Dave Chappelle‘s latest standup, Sticks & Stones, has gotten a lot of press because of the subject of his jokes, not necessarily the quality. The legendary standup’s latest Netflix hour has a surprise ending and a lot of jokes that have sparked a debate about what’s appropriate to joke about in the first place.
Chappelle said in the special that he didn’t believe those that accused Michael Jackson of sexual abuse when they were children. He seemed to directly address Leaving Neverland, a documentary chronicling the abuse claims of two men who say they were sexually abused by Chappelle when they were children. Chappelle called the content of the movie “really nasty sh*t” and also said, “don’t watch it.”
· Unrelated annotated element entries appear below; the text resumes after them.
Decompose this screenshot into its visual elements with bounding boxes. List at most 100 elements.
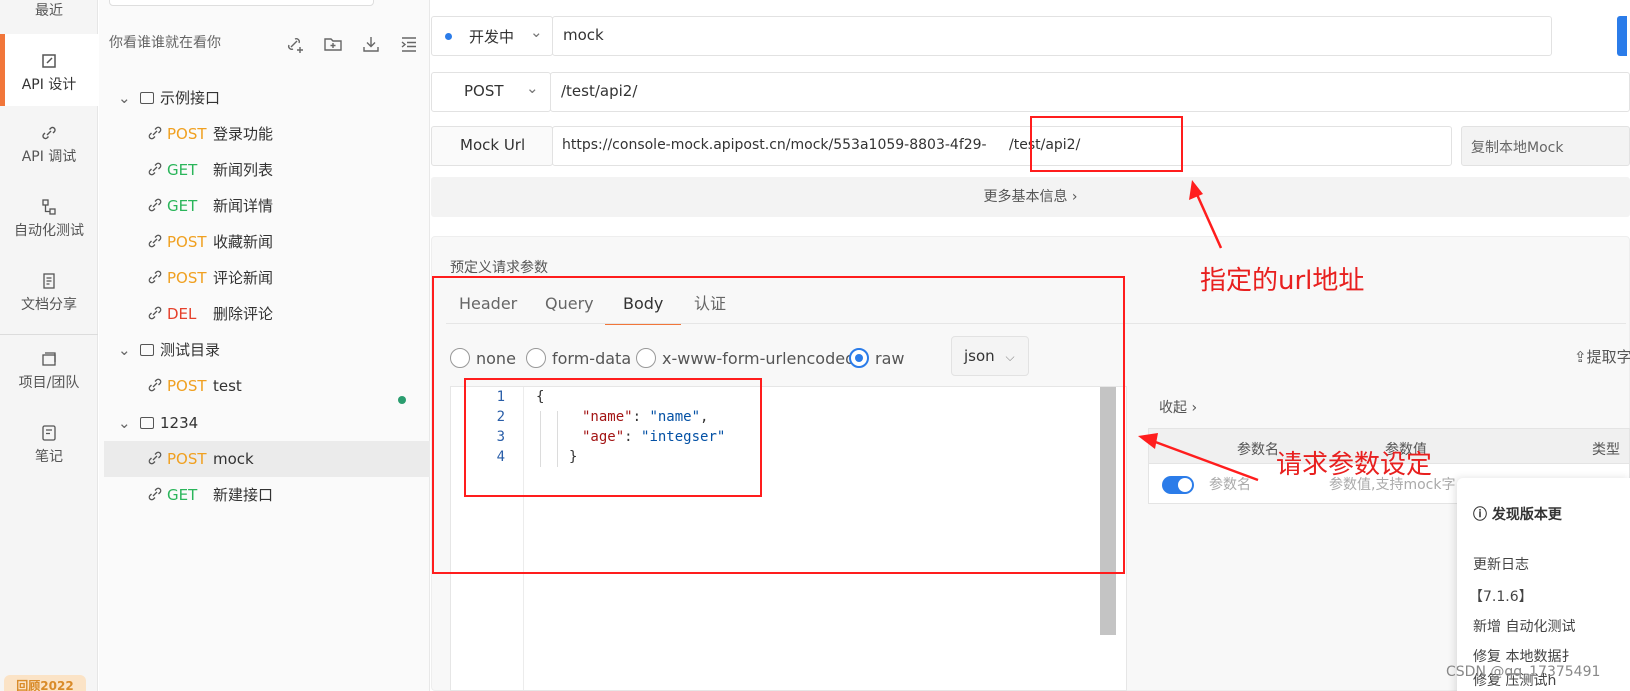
collapse-list-icon[interactable] [399,34,419,54]
extract-label: 提取字 [1586,348,1630,366]
folder-1234[interactable]: ⌄ 1234 [118,405,198,441]
review-badge[interactable]: 回顾2022 [4,675,86,691]
link-icon [148,451,162,464]
api-item-mock[interactable]: POST mock [104,441,430,477]
rail-item-label: 文档分享 [21,297,77,313]
url-annotation: 指定的url地址 [1200,266,1365,296]
api-item-favorite[interactable]: POST 收藏新闻 [147,224,273,260]
add-api-icon[interactable] [285,34,305,54]
changelog-line: 修复 本地数据扌 [1473,649,1576,665]
chevron-down-icon[interactable]: ⌄ [118,80,132,116]
code-highlight-box [464,378,762,497]
api-label: 删除评论 [213,305,274,323]
folder-icon [140,91,154,104]
note-icon [42,425,56,441]
chevron-right-icon: › [1187,400,1198,416]
api-tree-panel: 你看谁谁就在看你 ⌄ 示例接口 POST 登录功能 GET 新闻列表 GET 新闻详情 … [99,0,430,691]
status-select[interactable]: 开发中 ⌄ [431,16,553,56]
rail-divider [0,334,98,335]
method-badge: GET [167,486,198,504]
url-highlight-box [1030,116,1183,172]
param-annotation: 请求参数设定 [1276,450,1433,480]
copy-local-mock-button[interactable]: 复制本地Mock [1461,126,1630,166]
folder-icon [140,416,154,429]
rail-item-automation[interactable]: 自动化测试 [0,198,98,258]
link-icon [148,378,162,391]
col-param-type: 类型 [1592,442,1620,458]
folder-test-dir[interactable]: ⌄ 测试目录 [118,332,220,368]
section-title: 预定义请求参数 [450,260,548,276]
api-item-news-detail[interactable]: GET 新闻详情 [147,188,273,224]
rail-item-api-design[interactable]: API 设计 [0,34,98,106]
more-info-toggle[interactable]: 更多基本信息 › [431,177,1630,217]
mock-url-value: https://console-mock.apipost.cn/mock/553… [562,137,987,153]
api-item-new[interactable]: GET 新建接口 [147,477,273,513]
tree-search-input[interactable] [109,0,374,6]
rail-item-doc-share[interactable]: 文档分享 [0,272,98,332]
rail-item-label: API 设计 [21,77,77,93]
chevron-down-icon: ⌄ [526,79,539,97]
document-icon [43,273,55,289]
upload-icon: ⇪ [1574,348,1587,366]
link-icon [148,162,162,175]
left-rail: 最近 API 设计 API 调试 自动化测试 文档分享 项目/团队 笔记 回顾2… [0,0,98,691]
api-label: 新建接口 [213,486,274,504]
method-label: POST [464,82,504,100]
import-icon[interactable] [361,34,381,54]
api-item-comment[interactable]: POST 评论新闻 [147,260,273,296]
api-label: mock [213,450,254,468]
link-icon [148,306,162,319]
method-badge: POST [167,125,207,143]
rail-item-label: 项目/团队 [18,375,80,391]
link-icon [148,234,162,247]
api-label: 新闻列表 [213,161,274,179]
rail-item-label: API 调试 [21,149,77,165]
url-path-input[interactable]: /test/api2/ [550,72,1630,112]
copy-button-label: 复制本地Mock [1471,140,1564,156]
add-folder-icon[interactable] [323,34,343,54]
api-item-test[interactable]: POST test [147,368,242,404]
status-dot [445,33,452,40]
folder-icon [140,343,154,356]
chevron-down-icon[interactable]: ⌄ [118,332,132,368]
api-item-delete-comment[interactable]: DEL 删除评论 [147,296,273,332]
method-select[interactable]: POST ⌄ [431,72,551,112]
mock-url-input[interactable]: https://console-mock.apipost.cn/mock/553… [552,126,1452,166]
chevron-down-icon[interactable]: ⌄ [118,405,132,441]
api-item-news-list[interactable]: GET 新闻列表 [147,152,273,188]
stack-icon [42,352,56,366]
api-label: test [213,377,242,395]
method-badge: POST [167,450,207,468]
method-badge: POST [167,233,207,251]
version-update-popup: ⓘ 发现版本更 更新日志 【7.1.6】 新增 自动化测试 修复 本地数据扌 修… [1457,478,1630,691]
api-item-login[interactable]: POST 登录功能 [147,116,273,152]
status-label: 开发中 [469,28,515,46]
api-name-input[interactable]: mock [552,16,1552,56]
popup-title: ⓘ 发现版本更 [1473,507,1562,523]
save-button[interactable] [1617,16,1627,56]
rail-item-project-team[interactable]: 项目/团队 [0,350,98,410]
rail-item-notes[interactable]: 笔记 [0,424,98,484]
col-param-name: 参数名 [1237,442,1279,458]
changelog-label: 更新日志 [1473,557,1529,573]
folder-label: 示例接口 [160,89,221,107]
param-enabled-toggle[interactable] [1162,476,1194,494]
link-icon [42,126,56,140]
api-label: 新闻详情 [213,197,274,215]
rail-item-label: 笔记 [35,449,63,465]
collapse-toggle[interactable]: 收起 › [1159,397,1197,417]
version-label: 【7.1.6】 [1469,589,1533,605]
api-name-value: mock [563,26,604,44]
link-icon [148,126,162,139]
info-icon: ⓘ [1473,507,1492,523]
folder-example[interactable]: ⌄ 示例接口 [118,80,220,116]
rail-item-api-debug[interactable]: API 调试 [0,124,98,184]
api-label: 收藏新闻 [213,233,274,251]
link-icon [148,270,162,283]
param-name-input[interactable]: 参数名 [1209,474,1251,494]
extract-button[interactable]: ⇪提取字 [1574,346,1630,367]
edit-icon [42,54,56,68]
method-badge: POST [167,269,207,287]
chevron-right-icon: › [1071,189,1078,205]
rail-item-recent[interactable]: 最近 [0,0,98,20]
“I don’t believe these motherf*ckers… I don’t think he did it, but you know what? Even if he did do it… you know what I mean? I mean, it’s Michael Jackson. I know more than half the people in this room have been molested in their lives, but it wasn’t no goddamn Michael Jackson, was it? This kid got his dick sucked by the King of Pop. All we get is awkward Thanksgivings for the rest of our lives.”
It’s something that got a lot of attention when the special hit Netflix, especially given how graphic and harrowing the details of the Leaving Neverland documentary were. And according to Deadline, Leaving Neverland director Dan Reed responded to Chappelle’s comments at the Creative Arts Emmys on Saturday. He called the comments “repulsive” and said, whether it was a joke or not, Chappelle wasn’t being funny in this case.
“I don’t think Dave Chappelle was very funny or clever to do what he did. You know, mocking kids who were raped by famous people, its like: Is that funny?” Reed said.
“Some people think it’s funny, but I don’t want this film to be positioned as part of the sort of ‘Cancel Culture,’” added the director, whose HBO docuseries investigated the alleged sex abuse of minors by Michael Jackson, at the height of the singer’s career.
Reed said there wasn’t anything in the documentary that demanded Jackson needed to be canceled or that people should stop listening to his music. But his comments about Chappelle certainly make it clear that joking about something as serious and traumatic as this doesn’t fly with Reed.